Typically, the direct localhost access is faster than the container network. But 100ms lantency is too high. Could you provide your CPU overhead (by simple top command?) of envoy when you run the benchmark also?
@alphamarket It looks more likely the bottleneck is the path between requests client and the container port, because in your case the Envoy always works the same way. Please check if there is any problem with the intermediate path.
@wbpcode
top output while performing the benchmark:

perf output while performing the benchmark: envoy.perf.txt
We have deployed the envoy using docker-swarm with the following configuration, we haven't built it from the source code:
envoy:
image: envoyproxy/envoy:v1.20.1
deploy:
replicas: 1
placement:
constraints: [node.role == manager]
update_config:
parallelism: 1
delay: 30s
order: start-first
ports:
- "9901:9901"
- "80:80"
- "443:443"
volumes:
- ./envoy.yaml:/etc/envoy/envoy.yaml
- ./certs:/etc/ssl/certs
@gyohuangxin There is no middleware between Envoy and the container we have deployed the Envoy using the docker-swarm and we address the container as the configuration I sent in the first post in this issue.
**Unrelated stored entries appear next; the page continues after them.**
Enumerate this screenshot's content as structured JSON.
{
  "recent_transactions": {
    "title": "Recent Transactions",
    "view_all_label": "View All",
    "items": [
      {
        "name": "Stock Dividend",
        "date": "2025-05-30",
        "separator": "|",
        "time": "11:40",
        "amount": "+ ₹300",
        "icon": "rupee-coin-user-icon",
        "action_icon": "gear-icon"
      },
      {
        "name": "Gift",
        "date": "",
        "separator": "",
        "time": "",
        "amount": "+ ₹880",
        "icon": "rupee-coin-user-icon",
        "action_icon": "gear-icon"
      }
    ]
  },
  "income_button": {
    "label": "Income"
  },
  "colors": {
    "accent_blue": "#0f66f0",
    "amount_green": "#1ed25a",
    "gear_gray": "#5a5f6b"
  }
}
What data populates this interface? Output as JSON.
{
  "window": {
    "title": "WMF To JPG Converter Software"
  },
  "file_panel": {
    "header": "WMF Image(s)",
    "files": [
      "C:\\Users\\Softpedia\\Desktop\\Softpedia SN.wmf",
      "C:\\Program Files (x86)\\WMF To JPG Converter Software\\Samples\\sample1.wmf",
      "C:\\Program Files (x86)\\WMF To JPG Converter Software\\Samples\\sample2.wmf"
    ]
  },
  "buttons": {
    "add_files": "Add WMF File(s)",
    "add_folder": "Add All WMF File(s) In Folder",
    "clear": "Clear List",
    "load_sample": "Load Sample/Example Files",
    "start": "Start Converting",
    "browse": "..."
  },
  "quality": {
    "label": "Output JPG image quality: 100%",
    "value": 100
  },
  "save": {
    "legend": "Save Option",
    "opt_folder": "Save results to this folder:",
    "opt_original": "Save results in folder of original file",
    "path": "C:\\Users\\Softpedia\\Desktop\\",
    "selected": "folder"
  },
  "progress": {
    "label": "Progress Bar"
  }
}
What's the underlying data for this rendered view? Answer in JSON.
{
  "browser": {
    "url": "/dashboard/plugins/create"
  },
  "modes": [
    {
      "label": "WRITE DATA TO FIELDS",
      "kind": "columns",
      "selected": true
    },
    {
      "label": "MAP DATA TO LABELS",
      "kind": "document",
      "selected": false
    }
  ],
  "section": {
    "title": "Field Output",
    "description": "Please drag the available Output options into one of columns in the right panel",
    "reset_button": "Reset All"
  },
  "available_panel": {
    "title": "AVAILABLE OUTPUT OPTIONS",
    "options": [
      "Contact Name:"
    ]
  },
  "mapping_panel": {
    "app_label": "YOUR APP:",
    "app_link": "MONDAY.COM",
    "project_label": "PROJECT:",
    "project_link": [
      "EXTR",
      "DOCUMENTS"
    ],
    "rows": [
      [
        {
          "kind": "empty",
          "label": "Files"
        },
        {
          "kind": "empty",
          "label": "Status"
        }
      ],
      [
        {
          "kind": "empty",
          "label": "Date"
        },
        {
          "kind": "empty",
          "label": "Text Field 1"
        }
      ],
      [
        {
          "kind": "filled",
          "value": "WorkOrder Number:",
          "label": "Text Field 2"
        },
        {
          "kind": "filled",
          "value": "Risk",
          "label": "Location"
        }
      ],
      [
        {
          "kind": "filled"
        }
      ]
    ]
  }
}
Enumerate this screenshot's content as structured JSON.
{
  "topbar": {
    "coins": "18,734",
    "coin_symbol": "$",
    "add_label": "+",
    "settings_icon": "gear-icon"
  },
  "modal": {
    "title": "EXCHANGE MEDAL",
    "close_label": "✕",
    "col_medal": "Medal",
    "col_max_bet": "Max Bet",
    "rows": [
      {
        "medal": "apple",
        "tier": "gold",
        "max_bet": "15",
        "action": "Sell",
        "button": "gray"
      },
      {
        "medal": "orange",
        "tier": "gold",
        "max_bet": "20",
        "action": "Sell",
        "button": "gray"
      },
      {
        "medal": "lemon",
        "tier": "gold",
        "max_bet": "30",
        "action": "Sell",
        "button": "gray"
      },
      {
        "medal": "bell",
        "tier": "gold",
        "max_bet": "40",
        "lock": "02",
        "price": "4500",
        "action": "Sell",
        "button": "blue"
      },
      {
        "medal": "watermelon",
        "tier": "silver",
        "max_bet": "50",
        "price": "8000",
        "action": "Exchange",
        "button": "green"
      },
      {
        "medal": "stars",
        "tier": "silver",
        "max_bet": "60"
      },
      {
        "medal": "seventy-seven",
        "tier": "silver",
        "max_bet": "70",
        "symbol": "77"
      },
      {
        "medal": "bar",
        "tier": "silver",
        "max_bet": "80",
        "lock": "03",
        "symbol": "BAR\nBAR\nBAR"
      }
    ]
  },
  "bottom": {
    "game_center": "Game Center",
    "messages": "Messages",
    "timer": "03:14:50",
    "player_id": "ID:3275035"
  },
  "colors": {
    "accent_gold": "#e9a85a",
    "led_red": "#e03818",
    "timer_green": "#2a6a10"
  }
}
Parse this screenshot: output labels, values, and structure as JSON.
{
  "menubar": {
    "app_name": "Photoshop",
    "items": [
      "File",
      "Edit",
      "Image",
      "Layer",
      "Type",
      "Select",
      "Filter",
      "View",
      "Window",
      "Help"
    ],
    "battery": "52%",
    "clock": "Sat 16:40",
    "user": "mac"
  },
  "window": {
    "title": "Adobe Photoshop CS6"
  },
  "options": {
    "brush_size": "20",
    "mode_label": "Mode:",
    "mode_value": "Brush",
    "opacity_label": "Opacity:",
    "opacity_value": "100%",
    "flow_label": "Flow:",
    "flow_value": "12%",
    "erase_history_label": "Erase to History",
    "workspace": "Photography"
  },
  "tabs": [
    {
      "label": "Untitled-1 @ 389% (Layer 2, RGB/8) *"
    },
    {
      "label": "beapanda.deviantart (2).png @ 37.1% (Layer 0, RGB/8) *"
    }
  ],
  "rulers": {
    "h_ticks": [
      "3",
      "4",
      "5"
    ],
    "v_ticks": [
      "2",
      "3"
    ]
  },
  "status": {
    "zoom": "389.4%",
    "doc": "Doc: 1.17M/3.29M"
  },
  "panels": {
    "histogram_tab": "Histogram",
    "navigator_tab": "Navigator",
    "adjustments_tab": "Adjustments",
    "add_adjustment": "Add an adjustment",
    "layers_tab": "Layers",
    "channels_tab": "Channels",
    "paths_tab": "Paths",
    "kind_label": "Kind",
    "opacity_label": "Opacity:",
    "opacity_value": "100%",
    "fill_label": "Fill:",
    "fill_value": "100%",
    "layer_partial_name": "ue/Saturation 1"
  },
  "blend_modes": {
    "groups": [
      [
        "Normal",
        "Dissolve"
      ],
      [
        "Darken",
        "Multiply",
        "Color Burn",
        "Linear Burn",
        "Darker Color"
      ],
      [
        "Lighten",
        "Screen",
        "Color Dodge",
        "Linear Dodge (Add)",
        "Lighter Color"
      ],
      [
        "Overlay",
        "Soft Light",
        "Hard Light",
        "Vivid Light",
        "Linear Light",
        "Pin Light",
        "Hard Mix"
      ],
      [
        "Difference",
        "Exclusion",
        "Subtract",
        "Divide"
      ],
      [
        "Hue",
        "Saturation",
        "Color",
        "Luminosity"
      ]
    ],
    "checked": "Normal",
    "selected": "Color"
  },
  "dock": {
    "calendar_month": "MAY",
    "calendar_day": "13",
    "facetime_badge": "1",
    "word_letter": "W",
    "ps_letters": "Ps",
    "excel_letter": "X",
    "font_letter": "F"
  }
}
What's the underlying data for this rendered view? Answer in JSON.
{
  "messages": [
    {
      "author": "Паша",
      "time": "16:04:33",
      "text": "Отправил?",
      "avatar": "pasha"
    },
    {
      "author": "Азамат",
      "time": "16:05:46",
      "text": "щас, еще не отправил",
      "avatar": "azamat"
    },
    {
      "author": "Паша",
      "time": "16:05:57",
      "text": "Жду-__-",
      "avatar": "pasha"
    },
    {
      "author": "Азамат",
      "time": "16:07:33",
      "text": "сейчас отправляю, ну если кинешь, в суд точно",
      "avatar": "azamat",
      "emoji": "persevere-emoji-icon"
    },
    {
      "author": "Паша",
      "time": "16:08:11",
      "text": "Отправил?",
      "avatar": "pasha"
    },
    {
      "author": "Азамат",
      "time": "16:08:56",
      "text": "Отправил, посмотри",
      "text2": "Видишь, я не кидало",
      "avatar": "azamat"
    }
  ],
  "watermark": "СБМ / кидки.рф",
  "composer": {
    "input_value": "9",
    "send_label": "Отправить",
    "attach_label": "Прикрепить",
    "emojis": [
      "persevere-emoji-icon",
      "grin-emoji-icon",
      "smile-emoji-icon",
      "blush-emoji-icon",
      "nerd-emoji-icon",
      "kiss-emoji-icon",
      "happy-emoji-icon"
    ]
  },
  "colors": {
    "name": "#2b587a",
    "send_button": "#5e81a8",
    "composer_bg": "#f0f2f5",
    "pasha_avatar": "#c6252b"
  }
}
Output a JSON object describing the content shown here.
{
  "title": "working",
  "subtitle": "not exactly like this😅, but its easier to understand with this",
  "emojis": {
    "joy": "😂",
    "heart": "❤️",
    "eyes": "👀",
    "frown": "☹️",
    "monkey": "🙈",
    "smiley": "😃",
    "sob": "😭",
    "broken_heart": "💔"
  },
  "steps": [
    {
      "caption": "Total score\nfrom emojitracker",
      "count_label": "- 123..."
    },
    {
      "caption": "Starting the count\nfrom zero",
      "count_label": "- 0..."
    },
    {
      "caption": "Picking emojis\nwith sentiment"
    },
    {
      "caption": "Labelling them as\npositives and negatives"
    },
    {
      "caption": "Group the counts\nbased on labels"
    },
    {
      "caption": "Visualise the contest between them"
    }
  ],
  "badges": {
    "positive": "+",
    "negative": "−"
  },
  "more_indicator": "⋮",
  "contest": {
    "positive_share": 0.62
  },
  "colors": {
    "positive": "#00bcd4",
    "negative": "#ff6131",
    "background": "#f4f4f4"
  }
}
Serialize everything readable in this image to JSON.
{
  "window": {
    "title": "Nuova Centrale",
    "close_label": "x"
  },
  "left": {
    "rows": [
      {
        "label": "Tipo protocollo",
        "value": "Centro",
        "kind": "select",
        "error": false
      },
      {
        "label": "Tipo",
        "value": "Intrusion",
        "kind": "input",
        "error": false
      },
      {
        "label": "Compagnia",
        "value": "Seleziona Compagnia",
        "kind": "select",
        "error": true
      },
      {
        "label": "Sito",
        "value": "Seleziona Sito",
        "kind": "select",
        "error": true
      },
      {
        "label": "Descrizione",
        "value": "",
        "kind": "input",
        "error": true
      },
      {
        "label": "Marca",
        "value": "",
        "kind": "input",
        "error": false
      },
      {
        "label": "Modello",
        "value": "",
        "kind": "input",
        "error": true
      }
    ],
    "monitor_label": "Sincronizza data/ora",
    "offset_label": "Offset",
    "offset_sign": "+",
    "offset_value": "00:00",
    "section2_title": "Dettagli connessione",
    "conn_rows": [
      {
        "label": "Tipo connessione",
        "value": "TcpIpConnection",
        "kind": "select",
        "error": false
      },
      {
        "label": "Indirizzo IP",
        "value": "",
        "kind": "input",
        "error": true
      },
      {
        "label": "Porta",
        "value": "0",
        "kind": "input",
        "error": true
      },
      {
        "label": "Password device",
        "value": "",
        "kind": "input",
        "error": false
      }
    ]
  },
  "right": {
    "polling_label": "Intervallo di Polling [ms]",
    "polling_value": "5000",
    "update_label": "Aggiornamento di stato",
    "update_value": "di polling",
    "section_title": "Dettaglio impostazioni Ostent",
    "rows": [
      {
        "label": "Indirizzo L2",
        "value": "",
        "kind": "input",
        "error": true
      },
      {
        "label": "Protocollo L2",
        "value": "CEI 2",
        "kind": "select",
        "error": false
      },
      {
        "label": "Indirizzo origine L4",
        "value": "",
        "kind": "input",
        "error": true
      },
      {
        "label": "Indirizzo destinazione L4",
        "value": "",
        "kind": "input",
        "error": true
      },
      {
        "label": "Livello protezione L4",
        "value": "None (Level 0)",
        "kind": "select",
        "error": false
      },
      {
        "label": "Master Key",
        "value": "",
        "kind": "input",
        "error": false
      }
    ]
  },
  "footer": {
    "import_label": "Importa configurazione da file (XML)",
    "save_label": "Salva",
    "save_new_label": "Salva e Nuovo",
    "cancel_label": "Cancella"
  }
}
Worth to mention that we have deployed it in the AWS infrastructure.
From the output of top, the envoy is not the bottleneck obviously.
@wbpcode An update: when I opened the port of 3000 inside the docker-swarm and I connected to the container itself inside the server the throughput was almost the same as the one I did inside the server, introducing the envoy in middle is the causing the issue... I can confirm this
$ ab -n1000 -c10 http://0:3000/callback/eaa8d66b-b169-42cd-98c2-6c654f1d9175
This is ApacheBench, Version 2.3 <$Revision: 1843412 $>
Copyright 1996 Adam Twiss, Zeus Technology Ltd, http://www.zeustech.net/
Licensed to The Apache Software Foundation, http://www.apache.org/
Benchmarking 0 (be patient)
Completed 100 requests
Completed 200 requests
Completed 300 requests
Completed 400 requests
Completed 500 requests
Completed 600 requests
Completed 700 requests
Completed 800 requests
Completed 900 requests
Completed 1000 requests
Finished 1000 requests
Server Software:
Server Hostname: 0
Server Port: 3000
Document Path: /callback/eaa8d66b-b169-42cd-98c2-6c654f1d9175
Document Length: 0 bytes
Concurrency Level: 10
Time taken for tests: 4.055 seconds
Complete requests: 1000
Failed requests: 0
Non-2xx responses: 1000
Total transferred: 255000 bytes
HTML transferred: 0 bytes
Requests per second: 246.59 [#/sec] (mean)
Time per request: 40.553 [ms] (mean)
Time per request: 4.055 [ms] (mean, across all concurrent requests)
Transfer rate: 61.41 [Kbytes/sec] received
Connection Times (ms)
min mean[+/-sd] median max
Connect: 0 0 0.0 0 0
Processing: 10 40 34.1 33 513
Waiting: 10 40 34.1 32 513
Total: 10 40 34.1 33 513
Percentage of the requests served within a certain time (ms)
50% 33
66% 38
75% 43
80% 46
90% 59
95% 82
98% 155
99% 184
100% 513 (longest request)
The above test was done inside the server not the container itself. you can see the processing time is close to the one that we observed during the test we performed inside the container.
Worth to mention that the server is deployed in the AWS, so I really doubt that we have a networking issue here... :/
20ms is also big variation for just moving the client from container to server.
By the way, which HTTP protocol is used in your test? If the long connection is used? Could you add a -k to the benchmark to used keep-alive or change the bench tools to hey/wrk or our nighthawk(https://github.com/envoyproxy/nighthawk)?
This issue has been automatically marked as stale because it has not had activity in the last 30 days. It will be closed in the next 7 days unless it is tagged "help wanted" or "no stalebot" or other activity occurs. Thank you for your contributions.
This issue has been automatically closed because it has not had activity in the last 37 days. If this issue is still valid, please ping a maintainer and ask them to label it as "help wanted" or "no stalebot". Thank you for your contributions.